It’s hard not to look at Intel’s Q3 2014 earnings and not immediately suspect blatant earnings management at the expense of the company’s well-being. Intel spent $4,200,000,000 buying back shares of itself. And the result – estimates were $0.65 per share and Intel just slightly beat them by a penny per share more at $0.66. Way to go! Gold star!
Earnings per share is simply the company’s earnings divided by the number of shares outstanding. There are ways you can make the numerator larger. Intel took the approach of making the denominator smaller to inflate EPS. Simply, when you buy $4.2 Billion dollars’ worth of shares, you make the denominator smaller and the total EPS larger.
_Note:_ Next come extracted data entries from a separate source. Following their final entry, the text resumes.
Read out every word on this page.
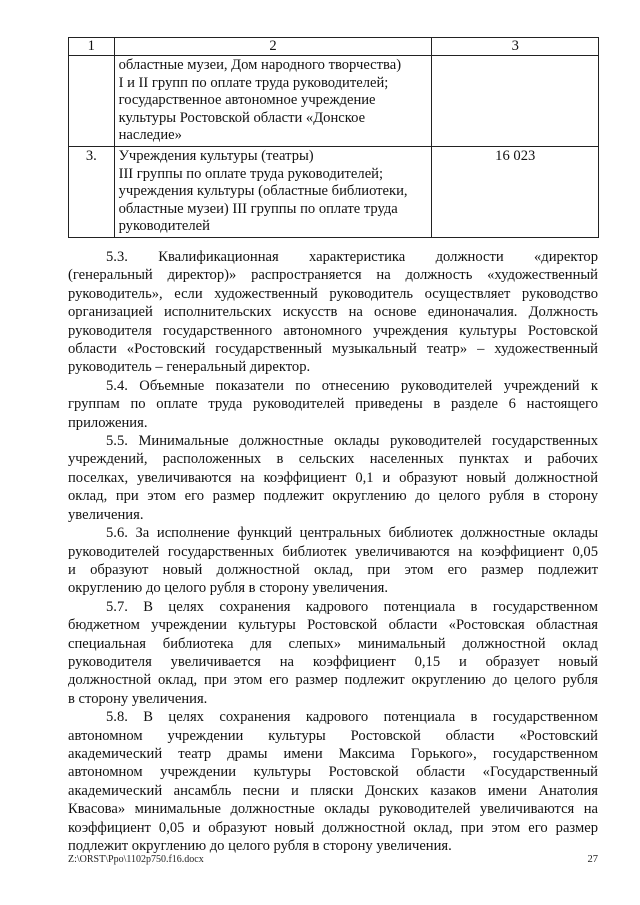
1	2	3

	областные музеи, Дом народного творчества)
I и II групп по оплате труда руководителей;
государственное автономное учреждение
культуры Ростовской области «Донское
наследие»	

3.	Учреждения культуры (театры)
III группы по оплате труда руководителей;
учреждения культуры (областные библиотеки,
областные музеи) III группы по оплате труда
руководителей	16 023

5.3. Квалификационная характеристика должности «директор
(генеральный директор)» распространяется на должность «художественный
руководитель», если художественный руководитель осуществляет руководство
организацией исполнительских искусств на основе единоначалия. Должность
руководителя государственного автономного учреждения культуры Ростовской
области «Ростовский государственный музыкальный театр» – художественный
руководитель – генеральный директор.

5.4. Объемные показатели по отнесению руководителей учреждений к
группам по оплате труда руководителей приведены в разделе 6 настоящего
приложения.

5.5. Минимальные должностные оклады руководителей государственных
учреждений, расположенных в сельских населенных пунктах и рабочих
поселках, увеличиваются на коэффициент 0,1 и образуют новый должностной
оклад, при этом его размер подлежит округлению до целого рубля в сторону
увеличения.

5.6. За исполнение функций центральных библиотек должностные оклады
руководителей государственных библиотек увеличиваются на коэффициент 0,05
и образуют новый должностной оклад, при этом его размер подлежит
округлению до целого рубля в сторону увеличения.

5.7. В целях сохранения кадрового потенциала в государственном
бюджетном учреждении культуры Ростовской области «Ростовская областная
специальная библиотека для слепых» минимальный должностной оклад
руководителя увеличивается на коэффициент 0,15 и образует новый
должностной оклад, при этом его размер подлежит округлению до целого рубля
в сторону увеличения.

5.8. В целях сохранения кадрового потенциала в государственном
автономном учреждении культуры Ростовской области «Ростовский
академический театр драмы имени Максима Горького», государственном
автономном учреждении культуры Ростовской области «Государственный
академический ансамбль песни и пляски Донских казаков имени Анатолия
Квасова» минимальные должностные оклады руководителей увеличиваются на
коэффициент 0,05 и образуют новый должностной оклад, при этом его размер
подлежит округлению до целого рубля в сторону увеличения.

Z:\ORST\Ppo\1102p750.f16.docx	27
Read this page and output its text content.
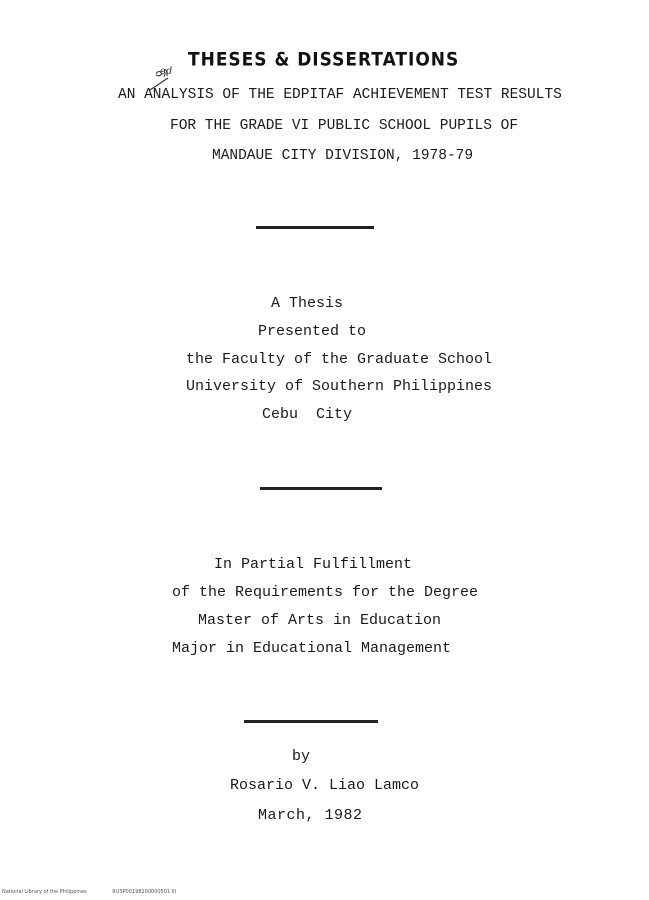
THESES & DISSERTATIONS
ed
AN ANALYSIS OF THE EDPITAF ACHIEVEMENT TEST RESULTS
FOR THE GRADE VI PUBLIC SCHOOL PUPILS OF
MANDAUE CITY DIVISION, 1978-79
A Thesis
Presented to
the Faculty of the Graduate School
University of Southern Philippines
Cebu  City
In Partial Fulfillment
of the Requirements for the Degree
Master of Arts in Education
Major in Educational Management
by
Rosario V. Liao Lamco
March, 1982
National Library of the Philippines	RUSP00198200000501 III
Is this suspicious? You tell me – look at the chart at the top of this post from ZeroHedge. One of these bars is not like the other. At a time when the tech industry is taking a bit of a beating and the market as a whole is at record high volatility, you have to seriously wonder if Intel could have found a better use for $4,200,000,000. Some of that appears to have come from capital spending (about $.4 BN) Earnings Release Page 4. I haven’t tried too hard to find exactly where this additional cash came from; this was just meant to be a quick post instead of a full analysis.
Good job, Intel. I would say that you’re not even trying to be discrete but apparently the market doesn’t care because as of this writing, Intel is up 213 bps.
And one more thing – they have an additional $16.4 BN authorized for share buybacks.